February 21, 2015 / 10:44 PM / in 3 years

Rio Games course 'virtually complete', says Votaw

PACIFIC PALISADES, California (Reuters) - Though work on the Olympic golf course for the 2016 Rio Games lagged well behind schedule, construction is now “virtually complete”, according to International Golf Federation vice-president Ty Votaw.

The President of the Brazilian Olympic Committee and head of the Rio 2016 Olympic Games Carlos Nuzman attends a news conference in Rio de Janeiro February 12, 2015. REUTERS/Pilar Olivares

The Venue Reserva de Marapendi layout, controversially built in an environmental reserve, will benefit from two growing seasons between now and the Olympics, Votaw said, but he was unable to specify when a planned test event could take place.

“Progress of the golf course is continuing, and the construction aspect of it is virtually complete,” Votaw told Reuters by telephone during this week’s PGA Tour event, the Northern Trust Open at Riviera Country Club.

”There are a few items that need to be completed, some infrastructure things, but as far as the golf course itself and the design elements and the grassing of the golf course, that is virtually done.

“We are now in a full-lock, grow-in maintenance operation. We are doing everything that we can to maximize the benefits of having two growing seasons because it’s summer down there now and we will have two growing seasons before the 2016 Games.”

Golf will make its first appearance at the Olympics since 1904 after being voted back in, but the Venue Reserva de Marapendi course has been snagged with problems over the past two years.


The Gilbert Hanse-designed layout was originally scheduled to be finished by 2014 to give organizers two years to iron out kinks but construction was held up for several months because of legal wrangling over land ownership and environmental issues.

“Over the last 12 months, our top priority has been the golf course,” said Votaw, who is also executive vice-president of the PGA Tour.

“We just need to continue to impress upon everybody in Rio, the 2016 organizers and the land owners, that all resources need to be brought to bear to get the golf course in the condition that it needs to be to host a competition of this nature.”

Votaw said that a test event, involving either professionals or elite amateurs, would be held prior to the 2016 Rio Games to allow officials to evaluate the course and test the scoring system, transportation routes and other logistics.

However, he was unable to specify when that would take place, saying: “To be determined.
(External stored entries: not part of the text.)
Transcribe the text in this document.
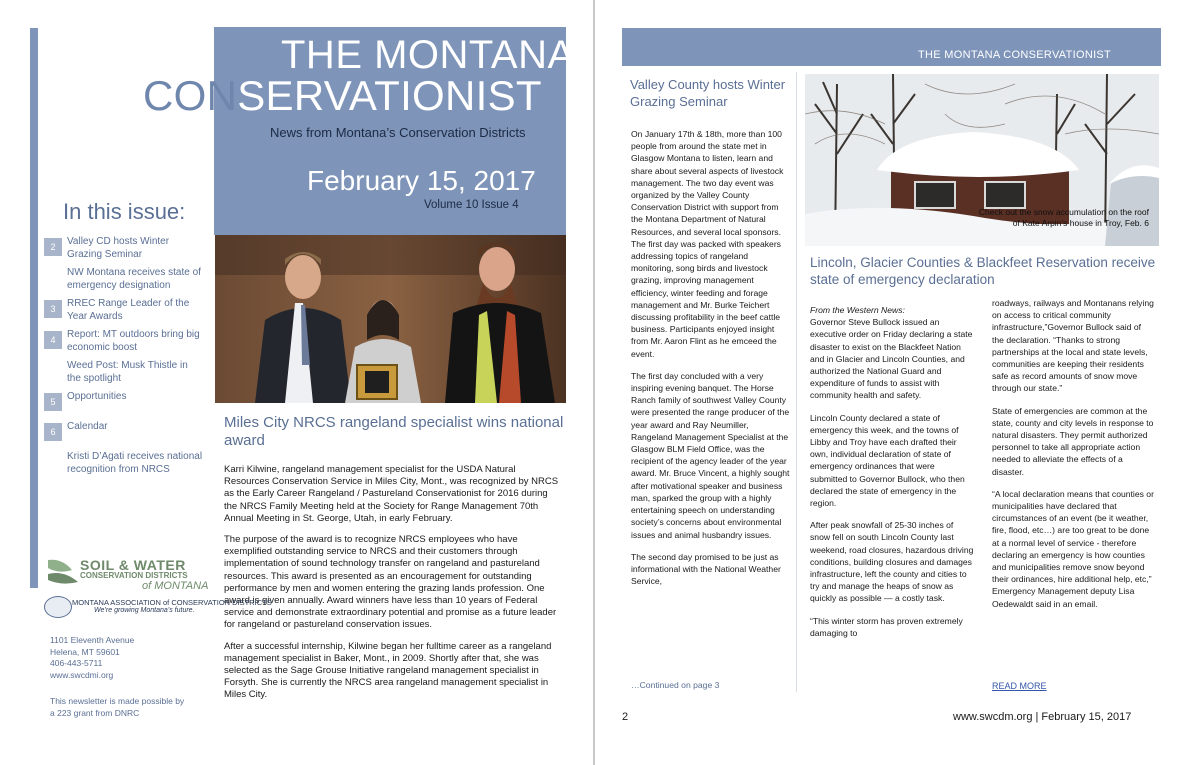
THE MONTANA
CONSERVATIONIST
News from Montana’s Conservation Districts
February 15, 2017
Volume 10 Issue 4
In this issue:
2	Valley CD hosts Winter Grazing Seminar
NW Montana receives state of emergency designation
3	RREC Range Leader of the Year Awards
4	Report: MT outdoors bring big economic boost
Weed Post: Musk Thistle in the spotlight
5	Opportunities
6	Calendar
Kristi D’Agati receives national recognition from NRCS
Miles City NRCS rangeland specialist wins national award

Karri Kilwine, rangeland management specialist for the USDA Natural Resources Conservation Service in Miles City, Mont., was recognized by NRCS as the Early Career Rangeland / Pastureland Conservationist for 2016 during the NRCS Family Meeting held at the Society for Range Management 70th Annual Meeting in St. George, Utah, in early February.

The purpose of the award is to recognize NRCS employees who have exemplified outstanding service to NRCS and their customers through implementation of sound technology transfer on rangeland and pastureland resources. This award is presented as an encouragement for outstanding performance by men and women entering the grazing lands profession. One award is given annually. Award winners have less than 10 years of Federal service and demonstrate extraordinary potential and promise as a future leader for rangeland or pastureland conservation issues.

After a successful internship, Kilwine began her fulltime career as a rangeland management specialist in Baker, Mont., in 2009. Shortly after that, she was selected as the Sage Grouse Initiative rangeland management specialist in Forsyth. She is currently the NRCS area rangeland management specialist in Miles City.

SOIL & WATER
CONSERVATION DISTRICTS
of MONTANA
MONTANA ASSOCIATION of CONSERVATION DISTRICTS
We’re growing Montana’s future.
1101 Eleventh Avenue
Helena, MT 59601
406-443-5711
www.swcdmi.org
This newsletter is made possible by a 223 grant from DNRC
THE MONTANA CONSERVATIONIST
Valley County hosts Winter Grazing Seminar

On January 17th & 18th, more than 100 people from around the state met in Glasgow Montana to listen, learn and share about several aspects of livestock management. The two day event was organized by the Valley County Conservation District with support from the Montana Department of Natural Resources, and several local sponsors. The first day was packed with speakers addressing topics of rangeland monitoring, song birds and livestock grazing, improving management efficiency, winter feeding and forage management and Mr. Burke Teichert discussing profitability in the beef cattle business. Participants enjoyed insight from Mr. Aaron Flint as he emceed the event.

The first day concluded with a very inspiring evening banquet. The Horse Ranch family of southwest Valley County were presented the range producer of the year award and Ray Neumiller, Rangeland Management Specialist at the Glasgow BLM Field Office, was the recipient of the agency leader of the year award. Mr. Bruce Vincent, a highly sought after motivational speaker and business man, sparked the group with a highly entertaining speech on understanding society’s concerns about environmental issues and animal husbandry issues.

The second day promised to be just as informational with the National Weather Service,

…Continued on page 3
Check out the snow accumulation on the roof of Kate Arpin’s house in Troy, Feb. 6
Lincoln, Glacier Counties & Blackfeet Reservation receive state of emergency declaration

From the Western News:
Governor Steve Bullock issued an executive order on Friday declaring a state disaster to exist on the Blackfeet Nation and in Glacier and Lincoln Counties, and authorized the National Guard and expenditure of funds to assist with community health and safety.

Lincoln County declared a state of emergency this week, and the towns of Libby and Troy have each drafted their own, individual declaration of state of emergency ordinances that were submitted to Governor Bullock, who then declared the state of emergency in the region.

After peak snowfall of 25-30 inches of snow fell on south Lincoln County last weekend, road closures, hazardous driving conditions, building closures and damages infrastructure, left the county and cities to try and manage the heaps of snow as quickly as possible — a costly task.

“This winter storm has proven extremely damaging to

roadways, railways and Montanans relying on access to critical community infrastructure,”Governor Bullock said of the declaration. “Thanks to strong partnerships at the local and state levels, communities are keeping their residents safe as record amounts of snow move through our state.”

State of emergencies are common at the state, county and city levels in response to natural disasters. They permit authorized personnel to take all appropriate action needed to alleviate the effects of a disaster.

“A local declaration means that counties or municipalities have declared that circumstances of an event (be it weather, fire, flood, etc…) are too great to be done at a normal level of service - therefore declaring an emergency is how counties and municipalities remove snow beyond their ordinances, hire additional help, etc,” Emergency Management deputy Lisa Oedewaldt said in an email.

READ MORE
2	www.swcdm.org | February 15, 2017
We want to get a sense of how the grow-in season goes over the next 60-90 days to determine what the chances are of a late ‘15 or early ‘16 test event.”

Asked whether he had any major concerns over preparations for the golf component of the 2016 Games, Votaw replied: ”I wouldn’t say we are ever going to be concern-free.

”But we are diligent in making sure that everything that Rio 2016 and the land owner has to do to deliver the golf course to us is done.

“We’ve taken an active role and in that respect there are folks at the PGA Tour agronomy and properties division who have been helping the landowner and Rio 2016 with the golf course. We continue to work hard with all those entities.”

Sixty players will compete over 72 holes of strokeplay in both the men’s and women’s events in Rio. Golfers in the top 15 of the world rankings will automatically be eligible, although no more than four players from any one country can take part.

Officials will also make space for at least one male and one female player from Brazil, and are committed to having at least one golfer from Africa, the Americas, Asia, Europe and Oceania.